Como medida preventiva, a pasta solicitou a suspensão temporária dos registros desses profissionais e da dispensação de insumos em 94 farmácias credenciadas. Ao todo, foram analisados 611 mil CRMs entre janeiro e junho de 2025. Após a suspensão das farmácias, a equipe técnica realizou uma nova avaliação para apurar possíveis irregularidades, obtendo os seguintes resultados:
- 170 registros retornaram ao padrão regular e permanecerão ativos sob monitoramento contínuo;
- 190 registros tiveram a suspensão preventiva mantida, com a liberação condicionada à justificativa sobre a anormalidade das prescrições;
- 51 registros não retornaram ao padrão regular, indicando possíveis irregularidades em 121 estabelecimentos, que serão monitorados para averiguação.

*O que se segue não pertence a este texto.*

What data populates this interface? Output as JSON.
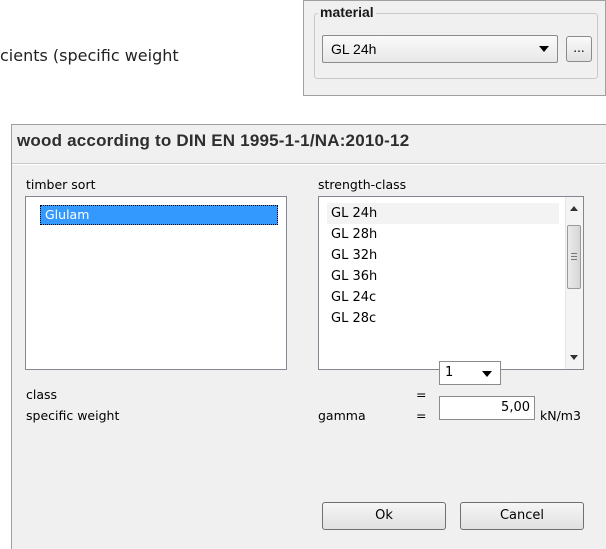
{
  "background_fragment": {
    "text": "cients (specific weight"
  },
  "material_panel": {
    "legend": "material",
    "selected": "GL 24h",
    "browse_label": "..."
  },
  "dialog": {
    "title": "wood according to DIN EN 1995-1-1/NA:2010-12",
    "timber_sort": {
      "label": "timber sort",
      "items": [
        "Glulam"
      ],
      "selected_index": 0
    },
    "strength_class": {
      "label": "strength-class",
      "items": [
        "GL 24h",
        "GL 28h",
        "GL 32h",
        "GL 36h",
        "GL 24c",
        "GL 28c"
      ],
      "selected_index": 0
    },
    "class_row": {
      "label": "class",
      "equals": "=",
      "value": "1"
    },
    "specific_weight_row": {
      "label": "specific weight",
      "symbol": "gamma",
      "equals": "=",
      "value": "5,00",
      "unit": "kN/m3"
    },
    "buttons": {
      "ok": "Ok",
      "cancel": "Cancel"
    }
  },
  "colors": {
    "selection": "#3399ff",
    "dialog_bg": "#f0f0f0"
  }
}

O Ministério reforça que a suspensão é restrita ao Programa Farmácia Popular e não impede que o profissional continue atuando normalmente em outras atividades.
Monitoramento
Para fortalecer o controle, serão incluídos novos indicadores que monitoram a frequência de retirada e a quantidade de remédios vendidos em relação à população atendida, além do uso do CPF dos usuários. Estas medidas resultaram no descredenciamento de mais de 9 mil farmácias em 2025, durante o período de atualização e recadastramento, enquanto outras 5 mil estão com as atividades suspensas. A pasta também trabalha para confirmar a autenticidade das prescrições e apurar indícios de uso indevido de CRMs.
Operacionalização do Programa
Na logística do Farmácia Popular, o registro do CRM é obrigatório para autorizar a dispensação de medicamentos. Essa exigência permite:
- Vincular cada atendimento ao profissional, garantindo a rastreabilidade para o ressarcimento das farmácias;
- Assegurar a segurança sanitária e a regularidade do ato médico, confirmando que a emissão foi feita por profissionais habilitados;
- Viabilizar o monitoramento de padrões de prescrição para fins de cooperação com os Conselhos de Medicina e órgãos de controle.